O que aconteceu no Rio Grande do Sul em maio de 2024 entrou para a história. As enchentes que ‘varreram’ praticamente todo o estado foram resultados de chuvas nunca antes registradas. Mais que isso, só em 1941, em registros em preto e branco e que pareciam lenda, de tão longínquos. Talvez por não ter sido algo frequente nos últimos 80 anos, excessos de chuvas e mesmo inundações não entraram nas discussões sociais e, de fato, são poucos os municípios que contam com informações documentadas sobre índices pluviométricos, por exemplo.
Mas em Venâncio Aires, um agricultor de Linha Herval Mirim, na região do Parque do Chimarrão, tem por hábito acompanhar e registrar a chuva há mais de 30 anos. “Comecei a fazer porque eram de pesquisas das empresas de tabaco, então virou um costume. Acho importante a gente conhecer e fazer esse acompanhamento, porque ajuda na organização de quem vive da agricultura”, explica Paulo José Fischer, que tem o tabaco como principal cultura cultivada.
As primeiras anotações, do início da década de 1990, se perderam, mas Fischer tem, mês a mês, a quantidade que choveu (pelo menos na propriedade dele) desde 2001. Essas anotações foram disponibilizadas à reportagem da Folha do Mate, escritas detalhadamente numa folha de caderno.

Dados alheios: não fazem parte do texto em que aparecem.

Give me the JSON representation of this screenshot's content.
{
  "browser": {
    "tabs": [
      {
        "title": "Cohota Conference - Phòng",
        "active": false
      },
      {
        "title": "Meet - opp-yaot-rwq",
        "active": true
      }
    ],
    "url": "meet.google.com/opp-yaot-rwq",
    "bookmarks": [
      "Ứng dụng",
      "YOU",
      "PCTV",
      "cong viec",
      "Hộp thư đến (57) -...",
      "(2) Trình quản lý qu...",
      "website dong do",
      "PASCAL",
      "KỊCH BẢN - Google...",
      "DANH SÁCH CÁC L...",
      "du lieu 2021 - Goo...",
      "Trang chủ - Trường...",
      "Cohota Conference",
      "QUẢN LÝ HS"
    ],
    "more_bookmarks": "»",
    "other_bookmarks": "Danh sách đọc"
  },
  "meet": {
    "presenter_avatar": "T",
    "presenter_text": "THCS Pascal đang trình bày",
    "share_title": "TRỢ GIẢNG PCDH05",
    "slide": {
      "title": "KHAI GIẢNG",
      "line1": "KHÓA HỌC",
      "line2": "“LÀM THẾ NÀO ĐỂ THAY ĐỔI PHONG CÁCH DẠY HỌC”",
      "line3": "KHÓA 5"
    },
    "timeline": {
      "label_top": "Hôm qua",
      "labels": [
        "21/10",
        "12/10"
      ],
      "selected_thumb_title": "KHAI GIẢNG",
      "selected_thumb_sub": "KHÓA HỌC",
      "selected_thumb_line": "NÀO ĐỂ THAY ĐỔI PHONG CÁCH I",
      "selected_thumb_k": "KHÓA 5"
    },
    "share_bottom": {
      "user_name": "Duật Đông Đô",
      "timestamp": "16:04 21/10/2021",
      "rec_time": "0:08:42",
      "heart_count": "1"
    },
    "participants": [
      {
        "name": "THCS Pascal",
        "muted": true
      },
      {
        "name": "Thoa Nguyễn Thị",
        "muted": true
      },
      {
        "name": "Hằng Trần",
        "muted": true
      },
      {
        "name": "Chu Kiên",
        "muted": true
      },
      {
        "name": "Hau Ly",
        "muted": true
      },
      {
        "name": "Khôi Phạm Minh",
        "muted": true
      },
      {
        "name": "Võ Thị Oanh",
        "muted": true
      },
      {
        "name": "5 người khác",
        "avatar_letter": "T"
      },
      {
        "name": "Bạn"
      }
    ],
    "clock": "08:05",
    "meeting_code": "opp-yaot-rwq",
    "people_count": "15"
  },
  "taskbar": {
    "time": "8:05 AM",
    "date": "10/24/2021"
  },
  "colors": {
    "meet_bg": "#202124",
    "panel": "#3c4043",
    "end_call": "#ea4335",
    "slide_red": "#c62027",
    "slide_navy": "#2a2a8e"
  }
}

De acordo com o pluviômetro do agricultor, nos últimos 23 anos, 2014 foi o ano mais chuvoso, com 2.846 milímetros entre janeiro e dezembro. Naquele ano, junho registrou 341 milímetros, suficiente para causar uma enchente na parte baixa da cidade, atingindo 3 mil pessoas, conforme matéria da Folha do Mate na época. Já o ano que menos choveu, considerando a soma dos 12 meses, foi 2004, com 1.661 milímetros. Naquela temporada, para se ter uma ideia da ‘baixa’ precipitação, setembro foi o mês mais chuvoso, com 251 milímetros.
Tempos de estiagem
Com ciclos recentes de estiagem, entre 2020 e 2022 principalmente, esses foram anos nos quais o volume de chuva abaixo dos 2 mil milímetros anuais. Em 2021, por exemplo, quando o pluviômetro de Paulo Fischer somou 1.906 milímetros, chama atenção a quantidade de chuva em abril daquele ano: apenas quatro milímetros. Outro mês praticamente seco foi março de 2020, com 10 milímetros.
Ainda sobre o mês de abril, ele é, entre 2001 e 2023, o que menos choveu em Venâncio: 3.341 milímetros. Mas chama atenção a diferença dos volumes de abril nos últimos cinco ciclos: 29 milímetros em 2020, quatro em 2021, 211 em 2022, 20 em 2023 e 496 em 2024.
Setembro e o São Miguel
Desde 2001, o mês que mais choveu em Venâncio Aires é setembro. Historicamente, é um período chuvoso em vários municípios e muitas vezes o volume excessivo é registrado próximo do dia 29, dia de São Miguel, por isso se popularizou o termo ‘enchentes de São Miguel’.
Somando todas as medições de setembro nos últimos 23 anos, são 5.934 milímetros em Venâncio. O recorde do mês é de 2023, com 553 milímetros, o que explica outra enchente histórica registrada no município e que deixou muita destruição na região de Vila Mariante, após cheia do rio Taquari. A quantidade é seis vezes maior do que choveu em setembro de 2022, quando foram registrados 90 milímetros.
705 mm – foi o que choveu em maio de 2024 em Venâncio, conforme medição de Paulo Fischer. Foi a primeira vez, nas últimas duas décadas, que o índice superou os 700 milímetros. Antes disso, os maiores registros só haviam superado a marca dos 500 mm: 553 em setembro de 2023, 531 em outubro de 2015 e 514 em novembro de 2009.